Yesterday, TSTC board member Charles Komanoff presented the newest version of his masterpiece Balanced Transportation Analyzer (BTA) to a packed room at the Manhattan headquarters of Sam Schwartz Engineering. The Analyzer estimates how different tolls and transit fare incentives would influence commuter behavior in NYC, and calculates the resulting travel speeds, revenues, and other benefits. Charlie and his team spent much of the last year perfecting the massive spreadsheet, which includes 40 or so individual tables, and hundreds of inputs.
Charlie and his collaborator, longtime labor mediator and transit advocate Ted Kheel, have applied the BTA to what’s been dubbed the Kheel-Komanoff Plan. Under that plan, variable tolls would be applied on the East River bridges and the northern boundary of the Manhattan central business district, a taxi surcharge would be implemented, and, critically, subway fares would be halved (and made time variable) with bus fares eliminated outright.

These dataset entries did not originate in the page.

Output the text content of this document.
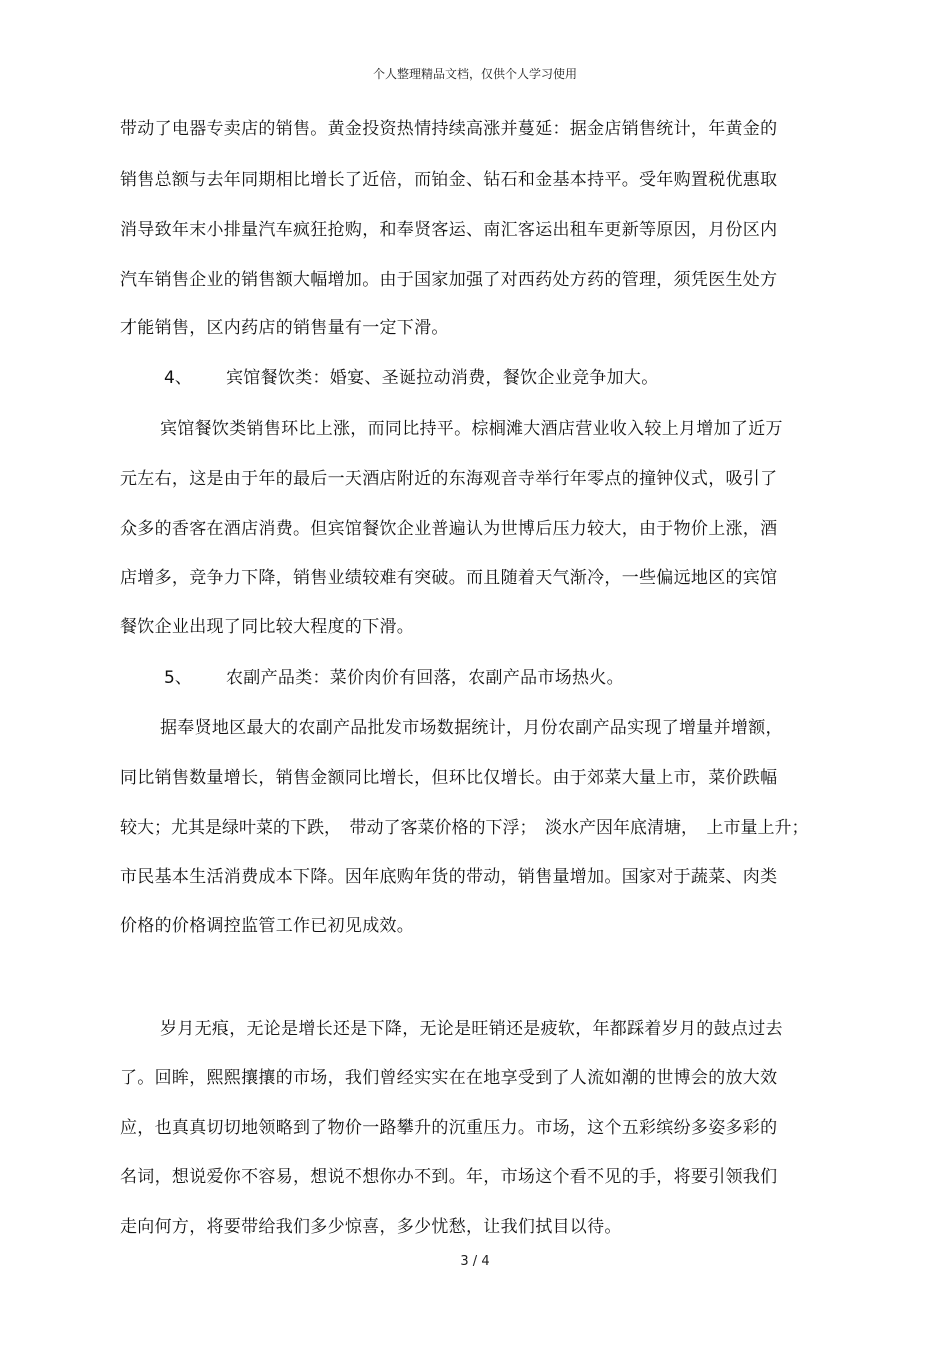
个人整理精品文档，仅供个人学习使用
带动了电器专卖店的销售。黄金投资热情持续高涨并蔓延：据金店销售统计，年黄金的
销售总额与去年同期相比增长了近倍，而铂金、钻石和金基本持平。受年购置税优惠取
消导致年末小排量汽车疯狂抢购，和奉贤客运、南汇客运出租车更新等原因，月份区内
汽车销售企业的销售额大幅增加。由于国家加强了对西药处方药的管理，须凭医生处方
才能销售，区内药店的销售量有一定下滑。
4、 宾馆餐饮类：婚宴、圣诞拉动消费，餐饮企业竞争加大。
宾馆餐饮类销售环比上涨，而同比持平。棕榈滩大酒店营业收入较上月增加了近万
元左右，这是由于年的最后一天酒店附近的东海观音寺举行年零点的撞钟仪式，吸引了
众多的香客在酒店消费。但宾馆餐饮企业普遍认为世博后压力较大，由于物价上涨，酒
店增多，竞争力下降，销售业绩较难有突破。而且随着天气渐冷，一些偏远地区的宾馆
餐饮企业出现了同比较大程度的下滑。
5、 农副产品类：菜价肉价有回落，农副产品市场热火。
据奉贤地区最大的农副产品批发市场数据统计，月份农副产品实现了增量并增额，
同比销售数量增长，销售金额同比增长，但环比仅增长。由于郊菜大量上市，菜价跌幅
较大；尤其是绿叶菜的下跌，　带动了客菜价格的下浮；　淡水产因年底清塘，　上市量上升；
市民基本生活消费成本下降。因年底购年货的带动，销售量增加。国家对于蔬菜、肉类
价格的价格调控监管工作已初见成效。
岁月无痕，无论是增长还是下降，无论是旺销还是疲软，年都踩着岁月的鼓点过去
了。回眸，熙熙攘攘的市场，我们曾经实实在在地享受到了人流如潮的世博会的放大效
应，也真真切切地领略到了物价一路攀升的沉重压力。市场，这个五彩缤纷多姿多彩的
名词，想说爱你不容易，想说不想你办不到。年，市场这个看不见的手，将要引领我们
走向何方，将要带给我们多少惊喜，多少忧愁，让我们拭目以待。
3 / 4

The Kheel-Komanoff Plan would also cut traffic in the Manhattan CBD dramatically and raise travel speeds significantly.
Several years ago, Tri-State staff visited NYMTC’s 55 Water Street offices and were shown the “nerve center” of a dozen or so computers running the agency’s much-criticized but widely-utilized Best Practice Model. That model is the typical “black box” planning model which only highly-trained agency staff can operate.
In contrast, the BTA allows anyone with a cursory understanding of spreadsheets to view and adjust assumptions and variables to test various policy alternatives. And it’s available online for all to use. Beyond its use in demonstrating the value of the Kheel-Komanoff Plan, the BTA should become a benchmark for transparency when it comes to future transportation planning models.